Wool is an incredible fibre and in these days of fast fashion and man made textiles it has lost its appeal. I suspect this is mainly because people think it is hard to look after. It is so easy to throw an acrylic or polyester jumper in the washing machine and that’s it job done.
Well it is true, wool needs to be looked after, as it is a natural fibre, made of a structure with little hooks on it, so if you wash it in hot water or agitate it in warm or hot water it will felt and shrink! However, wool clothing does not need to be washed as often as synthetic fibres as naturally repels dirt and odours. A quality wool jumper will last many many years, long after a synthetic one has been thrown away.

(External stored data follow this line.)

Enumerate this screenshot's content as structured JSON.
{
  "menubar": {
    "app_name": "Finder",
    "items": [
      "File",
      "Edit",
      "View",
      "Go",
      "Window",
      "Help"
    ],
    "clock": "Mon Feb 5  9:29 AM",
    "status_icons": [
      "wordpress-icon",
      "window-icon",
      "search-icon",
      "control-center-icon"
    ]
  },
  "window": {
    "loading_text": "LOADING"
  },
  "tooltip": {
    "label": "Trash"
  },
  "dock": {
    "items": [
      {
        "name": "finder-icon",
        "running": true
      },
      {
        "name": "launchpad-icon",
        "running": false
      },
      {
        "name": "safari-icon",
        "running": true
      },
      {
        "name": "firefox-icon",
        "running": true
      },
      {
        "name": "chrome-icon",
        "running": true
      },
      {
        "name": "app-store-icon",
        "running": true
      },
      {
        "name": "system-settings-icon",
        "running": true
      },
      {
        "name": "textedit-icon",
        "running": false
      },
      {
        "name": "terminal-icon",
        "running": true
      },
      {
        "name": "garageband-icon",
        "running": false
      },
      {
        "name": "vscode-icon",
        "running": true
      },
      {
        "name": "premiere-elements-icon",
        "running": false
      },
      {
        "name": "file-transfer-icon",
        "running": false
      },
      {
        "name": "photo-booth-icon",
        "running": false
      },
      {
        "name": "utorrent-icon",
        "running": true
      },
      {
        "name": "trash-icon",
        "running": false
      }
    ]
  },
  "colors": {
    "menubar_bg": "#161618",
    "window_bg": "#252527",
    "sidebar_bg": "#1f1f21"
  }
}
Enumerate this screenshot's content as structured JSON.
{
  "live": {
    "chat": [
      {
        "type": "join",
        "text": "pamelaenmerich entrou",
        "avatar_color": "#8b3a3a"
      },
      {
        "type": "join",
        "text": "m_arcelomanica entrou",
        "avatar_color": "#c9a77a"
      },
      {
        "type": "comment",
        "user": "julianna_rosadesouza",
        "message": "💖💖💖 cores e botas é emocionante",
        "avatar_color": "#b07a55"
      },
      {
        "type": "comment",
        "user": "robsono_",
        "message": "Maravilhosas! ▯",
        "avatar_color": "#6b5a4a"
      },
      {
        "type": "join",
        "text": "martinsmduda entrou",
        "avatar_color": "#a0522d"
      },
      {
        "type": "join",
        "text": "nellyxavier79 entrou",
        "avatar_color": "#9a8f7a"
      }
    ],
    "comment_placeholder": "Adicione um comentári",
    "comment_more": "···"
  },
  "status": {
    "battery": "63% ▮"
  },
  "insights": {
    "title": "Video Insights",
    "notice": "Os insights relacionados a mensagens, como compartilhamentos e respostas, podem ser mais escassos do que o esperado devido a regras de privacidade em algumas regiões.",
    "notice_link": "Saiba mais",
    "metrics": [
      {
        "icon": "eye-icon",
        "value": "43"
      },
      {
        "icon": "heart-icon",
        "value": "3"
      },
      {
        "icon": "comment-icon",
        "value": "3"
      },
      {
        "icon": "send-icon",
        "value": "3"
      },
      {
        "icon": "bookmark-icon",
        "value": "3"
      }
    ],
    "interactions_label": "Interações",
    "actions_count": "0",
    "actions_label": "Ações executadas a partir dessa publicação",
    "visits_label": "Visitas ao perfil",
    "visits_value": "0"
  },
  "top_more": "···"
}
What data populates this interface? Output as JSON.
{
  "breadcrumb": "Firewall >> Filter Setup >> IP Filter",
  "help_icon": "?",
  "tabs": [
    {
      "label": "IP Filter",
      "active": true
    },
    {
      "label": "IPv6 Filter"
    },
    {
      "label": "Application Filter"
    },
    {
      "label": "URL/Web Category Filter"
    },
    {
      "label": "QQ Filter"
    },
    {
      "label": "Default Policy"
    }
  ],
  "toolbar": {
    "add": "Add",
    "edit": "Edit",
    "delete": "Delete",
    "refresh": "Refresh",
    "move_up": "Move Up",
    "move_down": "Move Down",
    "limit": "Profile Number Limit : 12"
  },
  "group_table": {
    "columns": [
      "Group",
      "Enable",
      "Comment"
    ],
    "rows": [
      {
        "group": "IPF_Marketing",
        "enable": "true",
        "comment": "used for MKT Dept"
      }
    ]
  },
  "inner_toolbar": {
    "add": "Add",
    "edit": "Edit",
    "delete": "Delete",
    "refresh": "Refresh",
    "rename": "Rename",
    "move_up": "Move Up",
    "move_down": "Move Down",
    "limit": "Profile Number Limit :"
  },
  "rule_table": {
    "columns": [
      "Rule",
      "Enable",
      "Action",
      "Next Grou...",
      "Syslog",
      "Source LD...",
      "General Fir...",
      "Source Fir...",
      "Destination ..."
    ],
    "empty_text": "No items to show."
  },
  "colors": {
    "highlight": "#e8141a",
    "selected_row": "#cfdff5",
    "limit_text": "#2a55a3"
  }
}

Wool is 100% Biodegradable
Wool is 100% biodegradable, so will completely rot down very quickly, in fact you can add it to your compost heap. That synthetic jumper that you threw away to purchase another easy to look after, cheap replacement will stay in landfill for the next 500 years!
How to Care for Wool
Wash, either on a 30 degree gentle machine wool wash or by hand by soaking on hand warm water. Do not agitate, just soak and squeeze to remove excess water. There are loads of wool wash products on the market, so use one of these, then you don’t even need to rinse. Gently wrap in a towel and squeeze to remove excess water, then dry flat, away from direct heat. If the wool has pilled i.e. has little bobbly bits, gently remove these with a brush, e.g. a soft wire cat brush.
Britain has the highest animal welfare standards in the world. A lot of the British landscape e.g. Scottish Highlands, Wales, Cumbria cannot be used for growing anything else, but it is good for grazing sheep. We have some absolutely beautiful breeds of sheep, a lot of which are now rare breeds, that have amazing fleeces.
Some people think that wool is cruel! This is crazy; sheep have to be sheared every spring to remove the extremely warm fleece that kept them warm and dry all winter. Imagine having to wear your biggest coat all summer and never being able to take it off, now that would be cruel!
I buy raw wool fleece from a variety of small flocks, depending on what type of fleece I need. e.g. I love spinning Jacob fleece and the yarn makes fantastic jumpers and blankets. I get my Jacob fleeces from a flock of pet rescue sheep and from a local small holder. I buy Gotland fleeces for their beautiful locks to make fleece rugs, these come from small pedigree wool only flocks. I also buy Icelandic fleeces from a small Croft in the Scottish Highlands, helping to keep this traditional lifestyle alive.